India’s Vidyut Mohan was named amongst five winners in a ceremony held in London on Sunday (October 17). His initiative called Takachar was the winner in the ‘clean our air’ category and won £1 million as prize money.
Takachar develops small scale, low cost portable systems that converts farm residue into high-value bio products which enables farmers to increase their income by 30% and reduce smoke emissions by 98%, which helps improve the air quality. It could potentially cut carbon emissions by a billion tonnes in a year.
14-year-old Vinisha Umashankar made it to the list of 15 finalists and her project will receive tailored support from The Earthshot Prize Global Alliance – an unrivalled network of philanthropies, NGOs, and private sector businesses around the world who will help scale their solutions.
British Deputy High Commissioner to India, Jan Thompson, said:
I would like to congratulate both Vidyut and Vinisha for their achievement.

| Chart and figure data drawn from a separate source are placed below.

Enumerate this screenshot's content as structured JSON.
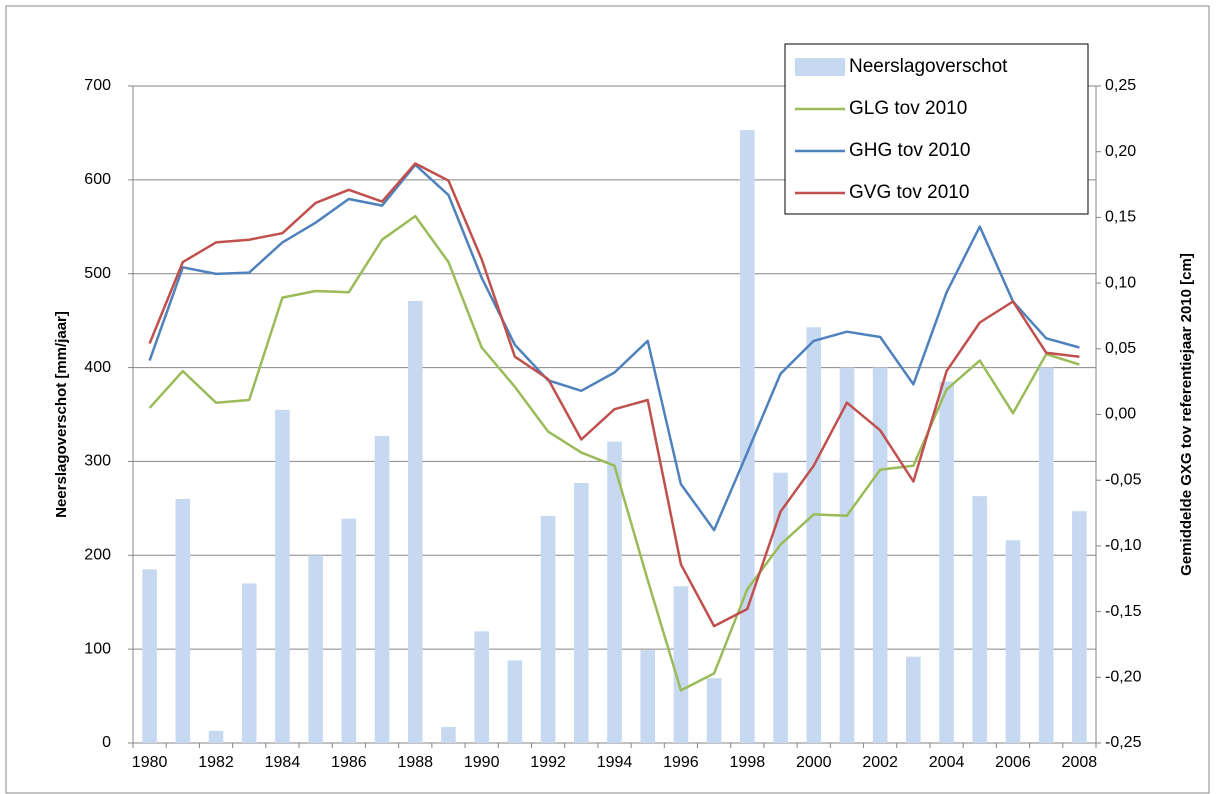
{
  "chart_data": {
    "type": "bar-line",
    "categories": [
      "1980",
      null,
      "1982",
      null,
      "1984",
      null,
      "1986",
      null,
      "1988",
      null,
      "1990",
      null,
      "1992",
      null,
      "1994",
      null,
      "1996",
      null,
      "1998",
      null,
      "2000",
      null,
      "2002",
      null,
      "2004",
      null,
      "2006",
      null,
      "2008"
    ],
    "y_label": "Neerslagoverschot [mm/jaar]",
    "y2_label": "Gemiddelde GXG tov referentiejaar 2010 [cm]",
    "ylim": [
      0,
      700
    ],
    "yticks": [
      0,
      100,
      200,
      300,
      400,
      500,
      600,
      700
    ],
    "y2lim": [
      -0.25,
      0.25
    ],
    "y2ticks": [
      {
        "value": -0.25,
        "label": "-0,25"
      },
      {
        "value": -0.2,
        "label": "-0,20"
      },
      {
        "value": -0.15,
        "label": "-0,15"
      },
      {
        "value": -0.1,
        "label": "-0,10"
      },
      {
        "value": -0.05,
        "label": "-0,05"
      },
      {
        "value": 0,
        "label": "0,00"
      },
      {
        "value": 0.05,
        "label": "0,05"
      },
      {
        "value": 0.1,
        "label": "0,10"
      },
      {
        "value": 0.15,
        "label": "0,15"
      },
      {
        "value": 0.2,
        "label": "0,20"
      },
      {
        "value": 0.25,
        "label": "0,25"
      }
    ],
    "grid": true,
    "legend": "top-right",
    "series": [
      {
        "name": "Neerslagoverschot",
        "type": "bar",
        "color": "#c6d9f1",
        "values": [
          185,
          260,
          13,
          170,
          355,
          200,
          239,
          327,
          471,
          17,
          119,
          88,
          242,
          277,
          321,
          99,
          167,
          69,
          653,
          288,
          443,
          400,
          400,
          92,
          385,
          263,
          216,
          400,
          247
        ]
      },
      {
        "name": "GLG tov 2010",
        "type": "line",
        "axis": "y2",
        "color": "#9bbb59",
        "values": [
          0.005,
          0.033,
          0.009,
          0.011,
          0.089,
          0.094,
          0.093,
          0.133,
          0.151,
          0.116,
          0.051,
          0.021,
          -0.013,
          -0.029,
          -0.039,
          -0.126,
          -0.21,
          -0.197,
          -0.133,
          -0.099,
          -0.076,
          -0.077,
          -0.042,
          -0.039,
          0.019,
          0.041,
          0.001,
          0.046,
          0.038
        ]
      },
      {
        "name": "GHG tov 2010",
        "type": "line",
        "axis": "y2",
        "color": "#4f81bd",
        "values": [
          0.041,
          0.112,
          0.107,
          0.108,
          0.131,
          0.146,
          0.164,
          0.159,
          0.19,
          0.167,
          0.104,
          0.053,
          0.026,
          0.018,
          0.032,
          0.056,
          -0.053,
          -0.088,
          -0.029,
          0.031,
          0.056,
          0.063,
          0.059,
          0.023,
          0.093,
          0.143,
          0.086,
          0.058,
          0.051
        ]
      },
      {
        "name": "GVG tov 2010",
        "type": "line",
        "axis": "y2",
        "color": "#c0504d",
        "values": [
          0.054,
          0.116,
          0.131,
          0.133,
          0.138,
          0.161,
          0.171,
          0.162,
          0.191,
          0.178,
          0.118,
          0.044,
          0.027,
          -0.019,
          0.004,
          0.011,
          -0.114,
          -0.161,
          -0.148,
          -0.074,
          -0.039,
          0.009,
          -0.012,
          -0.051,
          0.033,
          0.07,
          0.086,
          0.047,
          0.044
        ]
      }
    ]
  }
}
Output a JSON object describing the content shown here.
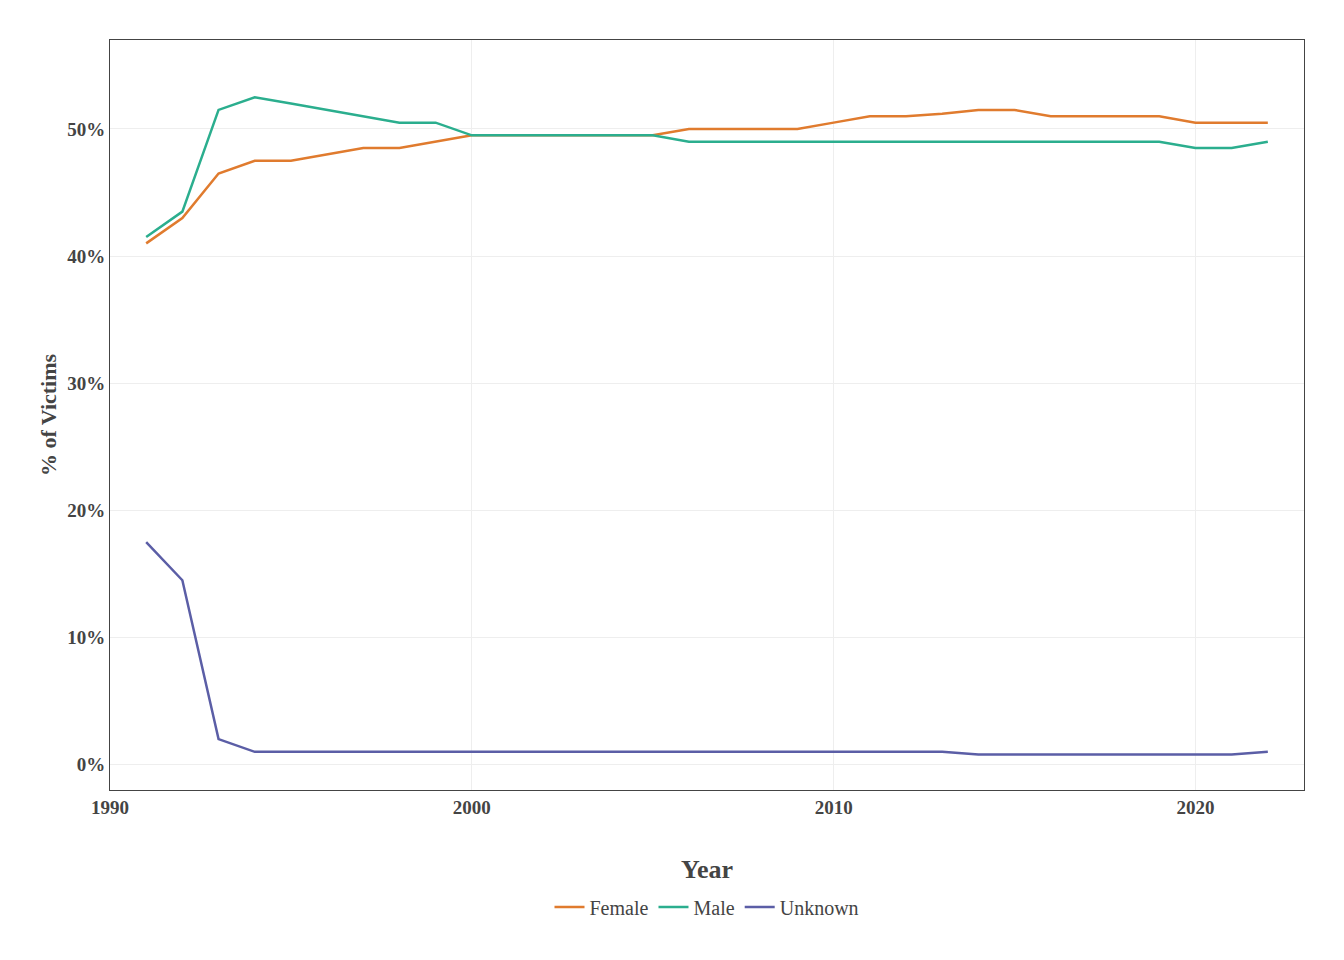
{
  "chart_data": {
    "type": "line",
    "xlabel": "Year",
    "ylabel": "% of Victims",
    "x": [
      1991,
      1992,
      1993,
      1994,
      1995,
      1996,
      1997,
      1998,
      1999,
      2000,
      2001,
      2002,
      2003,
      2004,
      2005,
      2006,
      2007,
      2008,
      2009,
      2010,
      2011,
      2012,
      2013,
      2014,
      2015,
      2016,
      2017,
      2018,
      2019,
      2020,
      2021,
      2022
    ],
    "series": [
      {
        "name": "Female",
        "color": "#E07B2E",
        "values": [
          41.0,
          43.0,
          46.5,
          47.5,
          47.5,
          48.0,
          48.5,
          48.5,
          49.0,
          49.5,
          49.5,
          49.5,
          49.5,
          49.5,
          49.5,
          50.0,
          50.0,
          50.0,
          50.0,
          50.5,
          51.0,
          51.0,
          51.2,
          51.5,
          51.5,
          51.0,
          51.0,
          51.0,
          51.0,
          50.5,
          50.5,
          50.5
        ]
      },
      {
        "name": "Male",
        "color": "#2BAE8E",
        "values": [
          41.5,
          43.5,
          51.5,
          52.5,
          52.0,
          51.5,
          51.0,
          50.5,
          50.5,
          49.5,
          49.5,
          49.5,
          49.5,
          49.5,
          49.5,
          49.0,
          49.0,
          49.0,
          49.0,
          49.0,
          49.0,
          49.0,
          49.0,
          49.0,
          49.0,
          49.0,
          49.0,
          49.0,
          49.0,
          48.5,
          48.5,
          49.0
        ]
      },
      {
        "name": "Unknown",
        "color": "#5B5EA6",
        "values": [
          17.5,
          14.5,
          2.0,
          1.0,
          1.0,
          1.0,
          1.0,
          1.0,
          1.0,
          1.0,
          1.0,
          1.0,
          1.0,
          1.0,
          1.0,
          1.0,
          1.0,
          1.0,
          1.0,
          1.0,
          1.0,
          1.0,
          1.0,
          0.8,
          0.8,
          0.8,
          0.8,
          0.8,
          0.8,
          0.8,
          0.8,
          1.0
        ]
      }
    ],
    "xlim": [
      1990,
      2023
    ],
    "xticks": [
      1990,
      2000,
      2010,
      2020
    ],
    "ylim": [
      -2,
      57
    ],
    "yticks": [
      {
        "value": 0,
        "label": "0%"
      },
      {
        "value": 10,
        "label": "10%"
      },
      {
        "value": 20,
        "label": "20%"
      },
      {
        "value": 30,
        "label": "30%"
      },
      {
        "value": 40,
        "label": "40%"
      },
      {
        "value": 50,
        "label": "50%"
      }
    ],
    "grid": true,
    "legend": "bottom"
  }
}
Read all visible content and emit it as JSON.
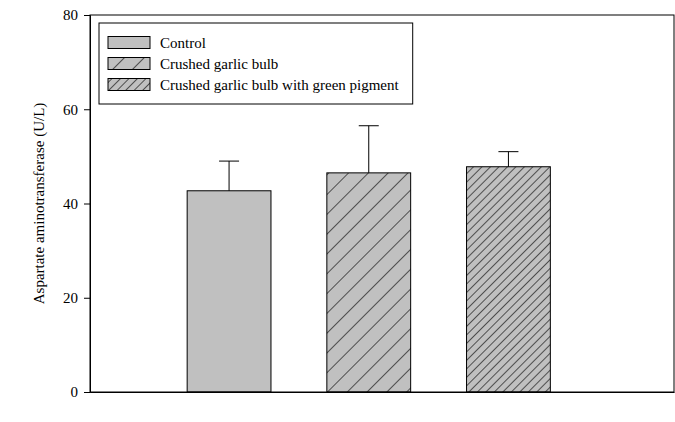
{
  "chart_data": {
    "type": "bar",
    "y_label": "Aspartate aminotransferase (U/L)",
    "categories": [
      null
    ],
    "series": [
      {
        "name": "Control",
        "color": "#c0c0c0",
        "values": [
          42.7
        ],
        "errors": [
          6.3
        ]
      },
      {
        "name": "Crushed garlic bulb",
        "color": "#c0c0c0",
        "values": [
          46.5
        ],
        "errors": [
          10.0
        ]
      },
      {
        "name": "Crushed garlic bulb with green pigment",
        "color": "#c0c0c0",
        "values": [
          47.8
        ],
        "errors": [
          3.2
        ]
      }
    ],
    "ylim": [
      0,
      80
    ],
    "yticks": [
      0,
      20,
      40,
      60,
      80
    ],
    "legend": "upper left",
    "tick_labels": "y",
    "grid": false
  }
}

Earthshot aims to provide the right direction to the innovative solutions offered by young people around the globe in our collective fight against climate change.
It’s also reminder for leaders around the globe as we approach COP26 that young generation is looking up to them for concrete action to save and restore our planet.
Launched by Prince William and The Royal Foundation in October 2020, The Earthshot Prize is the most prestigious global environment prize in history, designed to discover, spotlight and scale the best solutions to the world’s greatest environmental challenges.
The Earthshot Prize is centred around five ‘Earthshots’ – simple but ambitious goals for our planet which if achieved by 2030 will improve life for us all, for generations to come. The Earthshots are: Protect and Restore Nature; Clean our Air; Revive our Oceans; Build a Waste-free World; and Fix our Climate.
Each year over the course of the coming decade, The Earthshot Prize will award £1 million to five Winners across each Earthshot category, providing at least 50 solutions to the world’s greatest environmental problems by 2030.